The Port of Tarragona is a major port in Catalonia, Spain, constituting one of the ports of general interest of the State-owned port management company Puertos del Estado (PdE). It is operated by the Port Authority of Tarragona (Autoritat Portuària de Tarragona). It lies near the mouth of the Francolí river, in Tarragona.

== History ==
Romans built a port in Tarraco, which declined in Late Antiquity. During the Islamic era the city was reduced to a minor settlement or military garrison which was eventually forsaken by the 10th century. The early mention to the port in the 11th century attests the city's seafaring character after the Christian conquest. After the Reapers' War, Tarragona ceded its status as the second exporting port of Catalonia to the neighboring port of Salou. Works for a new port started in 1790. Mason workers included prisoners drafted from the Prison of Cartagena, as well as workers from Barcelona, Zaragoza, Burgos, Madrid, and Ceuta.
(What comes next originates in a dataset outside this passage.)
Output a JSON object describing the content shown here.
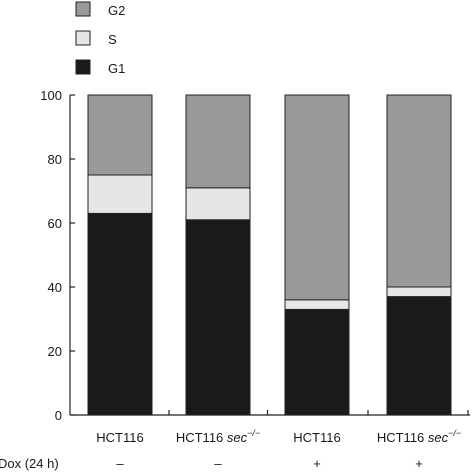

Up until the late 19th century, the remains of the Roman jetty entailed an obstacle in the harbour. The port's traffic grew considerably in the 1960s and 1970s because of the development of the petrochemical industry nearby. By 2024, it ranked as the most relevant port in Spain in terms of agricultural products, and it is also notable for its role in the petrochemical industry, coal, and cars, while it ranks as the top fishing port in Catalonia.